The impact on the study of pathophysiology in the cardiac diseases with this new technology is enormous. This space is too small to list up all such diseases or potential experiments. However, the study of pathophysiology is more about basic science, though it is difficult not to imagine that such finding from basic pathophysiology impacting heavily on clinical science.
Very important things one have to remember are, MACRO-scopic blood flow measurement and analysis of MICRO-circulation represent completely different circulatory state. These two are, sometimes, discrepant. There will be many disease mechanisms or physiological regulation that can be very well overlooked, if one is only studying macroscopic blood flow. In vivo microscopy is thus indispensable. Secondly, we might, under the current medical technology, prefer to take biopsy from the tissue of the patients or animals and study the histology of those tissues. However, once we take the tissue out, all that is left there is structure, but not function. If functions of, let's say, microcirculation, calcium signaling, NO production, etc, were essential in the pathogenesis of some disease, histological analysis will not be covering such mechanisms no matter how beautiful slide staining one can make. Medical science will, soon in the future, will come to the stage where those "functions" play important roles in the explanation of many diseases. Such discussion goes on and on and on. The interaction between the tissue and the blood vessels, the interaction between the nerves and the blood vessels, the intercommunication between myocyte and the blood vessels, etc, etc. Those can only be studies by in vivo methodologies in the live animals. Cardiac diseases will be no exception. In vivo microscopy is one of such research tools that might fulfill these purposes.
From the second stage:
Is the technology developed for too small size of motion correction for the mouse heart, and thus unsuitable for application for big-sized heart in the human setting?
The simple correct answer after good amount of deliberation is, NO. This technology can very well cover the range of movement of the human heart beat, at least in the x-y dimension.

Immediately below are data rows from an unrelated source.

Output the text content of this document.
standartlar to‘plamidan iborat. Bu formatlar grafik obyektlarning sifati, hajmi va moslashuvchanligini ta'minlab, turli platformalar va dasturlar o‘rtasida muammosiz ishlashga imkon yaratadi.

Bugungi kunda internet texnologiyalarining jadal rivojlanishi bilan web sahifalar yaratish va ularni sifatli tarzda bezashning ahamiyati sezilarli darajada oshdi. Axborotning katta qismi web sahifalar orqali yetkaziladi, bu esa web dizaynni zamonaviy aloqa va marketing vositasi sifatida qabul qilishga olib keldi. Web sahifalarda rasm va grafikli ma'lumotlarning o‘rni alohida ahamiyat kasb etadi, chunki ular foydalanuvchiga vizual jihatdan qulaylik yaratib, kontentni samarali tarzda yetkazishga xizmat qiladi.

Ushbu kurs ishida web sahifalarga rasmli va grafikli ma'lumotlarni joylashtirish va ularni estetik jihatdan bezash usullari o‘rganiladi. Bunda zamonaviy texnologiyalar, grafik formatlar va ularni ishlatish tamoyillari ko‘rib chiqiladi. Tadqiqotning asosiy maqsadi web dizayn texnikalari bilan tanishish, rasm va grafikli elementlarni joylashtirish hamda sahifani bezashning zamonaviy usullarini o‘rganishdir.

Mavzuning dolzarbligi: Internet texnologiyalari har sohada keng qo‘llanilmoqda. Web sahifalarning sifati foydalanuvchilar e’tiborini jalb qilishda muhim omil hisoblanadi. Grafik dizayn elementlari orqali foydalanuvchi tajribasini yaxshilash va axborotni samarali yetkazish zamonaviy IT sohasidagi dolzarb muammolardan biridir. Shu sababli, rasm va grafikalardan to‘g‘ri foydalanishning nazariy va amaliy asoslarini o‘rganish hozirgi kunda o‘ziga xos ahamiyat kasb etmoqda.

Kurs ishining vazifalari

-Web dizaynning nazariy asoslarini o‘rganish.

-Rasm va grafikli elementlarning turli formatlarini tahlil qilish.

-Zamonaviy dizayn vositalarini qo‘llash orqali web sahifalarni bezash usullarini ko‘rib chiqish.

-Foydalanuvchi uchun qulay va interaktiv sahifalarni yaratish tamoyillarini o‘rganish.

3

Well, very often, when some body for the first time hears about our motion control, he/she might, by mistake, think we are trying to motion-correct by moving the objective lens of the microscope. The truth is, we are not moving the lens, but we are moving the mirrors that send the illumination beam to the objective lens. Therefore, it is the angle of the beam, but not the lens that moves. If one can remember the basic optics, the angle at the oblective lens represents the position of the focal plane.
So, this will lead to the equation, the dynamic range of the motion-correction is a function of angle x focus distance.
We are using long-focal distance, sometimes, like >3cm. The moving range thus can be as large as >3cm. It can probably become much larger, if we design such optical light path.
Even under the current setting, this range of motion will be big enough to cover that of human heart beat.
Can't the heart movement be oblique? We seem to be only discussing the image caption in the xy plane, and thus our technology might be useless for the actual volumetric observation of the human heart?
We are already aware of such potential problem, and have been discussing this issue intensely. To overcome this problem, we are already trying to install multiple PMTs (detectors) in order to attain multi-focus confocal microscope. This new setting will be capturing multiple slices simultaneously. Once the image is captured, the computer will reconstitute the image into 3D. Thus, by using this technique, we will be able to capture obliquely aligned cells or structures in the heart.